Noel leaned across the table. "If it was me, I'd start digging a tunnel."

"You already did, in the coal cellar," Alice snapped.

"That wasn't a tunnel. That was a bunker," Noel protested.

"Now, then, you three." Mam had put her glasses back on, and was herself again. "Noel, you were playing with that cat all afternoon, go upstairs and wash your hands. Twins, put your books away, and go and tidy up. Mavis, will you be staying for tea, love?"

"I can't, Mam," said Mavis. "I'm working the late shift."

"I don't like you being on those buses at night," observed Mrs Newkirk. But she let the matter go. After all, there was a war on; someone had to do the job..

Mavis went back along Esk Road towards the high street, and the bus which would take her to the depot. She was thinking about Peter's letter, and about all the previous letters since he'd been a prisoner in Luftstalag 13. When the bus arrived, she hurried upstairs, took a seat at the front, then took the letter out and read through it again.

Artie was right. Peter never said what he was doing with himself. It wasn't as if he was the kind to sit around doing nothing. He had a restless energy, and a need to be occupied with something. Yet in one letter after another, it was the same; plenty of description of place and people, but no hint of any activities.

Of course, it was a prison camp, there might not be much to tell. But Mavis was beginning to wonder. Peter always had some scheme or other going, before the war. If he was staying true to character, then he must have something to keep him busy.

On the other hand, it might be something he couldn't mention in a letter the Germans were going to read. For instance, he might be planning an escape attempt. Mavis's heart beat a little faster at the thought. She missed Peter dreadfully; but if he wasn't free, at least he was safe. If he did get away from the prison camp, but something happened before he reached safety...

That possibility was more than she thought she could bear. She gazed out of the window. It was still light, and the streets were fairly crowded; in London, it was business as usual, in spite of nightly air raids. They took it more or less for granted now; but in some ways, life in Esk Road was more precarious than in Luftstalag 13. If they were anxious about Peter, he must sometimes be frantic with worry about them.

Mavis straightened up, and pressed her lips together. Had she known it, she looked very like her mother just then.

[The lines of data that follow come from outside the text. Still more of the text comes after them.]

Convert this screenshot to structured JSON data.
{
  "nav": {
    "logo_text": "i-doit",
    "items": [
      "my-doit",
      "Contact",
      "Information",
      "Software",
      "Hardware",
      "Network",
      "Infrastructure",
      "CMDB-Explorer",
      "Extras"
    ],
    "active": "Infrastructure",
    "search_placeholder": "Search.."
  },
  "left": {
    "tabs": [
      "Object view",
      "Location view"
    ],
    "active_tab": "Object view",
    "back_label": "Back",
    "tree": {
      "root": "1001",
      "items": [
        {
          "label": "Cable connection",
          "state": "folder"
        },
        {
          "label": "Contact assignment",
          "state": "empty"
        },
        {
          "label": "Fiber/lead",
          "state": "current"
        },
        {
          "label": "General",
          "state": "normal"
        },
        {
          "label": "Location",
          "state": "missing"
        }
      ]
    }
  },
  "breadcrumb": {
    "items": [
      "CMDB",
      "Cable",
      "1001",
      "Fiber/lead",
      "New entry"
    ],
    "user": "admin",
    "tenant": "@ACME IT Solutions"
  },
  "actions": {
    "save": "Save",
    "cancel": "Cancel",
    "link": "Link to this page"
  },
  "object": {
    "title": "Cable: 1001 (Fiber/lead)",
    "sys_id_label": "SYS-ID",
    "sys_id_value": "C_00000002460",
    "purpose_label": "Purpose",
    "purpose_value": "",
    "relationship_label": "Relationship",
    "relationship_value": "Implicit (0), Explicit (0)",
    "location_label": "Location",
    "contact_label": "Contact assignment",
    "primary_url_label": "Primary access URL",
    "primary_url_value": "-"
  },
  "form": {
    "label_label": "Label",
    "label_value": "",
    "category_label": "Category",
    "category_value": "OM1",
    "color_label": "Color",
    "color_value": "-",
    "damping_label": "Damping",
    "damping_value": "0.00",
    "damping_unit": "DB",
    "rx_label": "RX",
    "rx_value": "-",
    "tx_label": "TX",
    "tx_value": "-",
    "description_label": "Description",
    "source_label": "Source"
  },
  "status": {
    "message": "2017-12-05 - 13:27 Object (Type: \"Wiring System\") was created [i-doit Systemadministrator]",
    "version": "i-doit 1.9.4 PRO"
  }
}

The entrepreneurial spirit in the Newkirk family might have come from their father, but they'd inherited something else from Mam: the willpower to face up to whatever came their way.

If there was some scheme going on over there in Stalag 13, Peter would be right in the thick of it, with the mates he talked about in his letters. And Mavis was sure, whatever it was, it would work out.

It might take a long time, but one day Peter would come home to Esk Road; and his family would be waiting for him.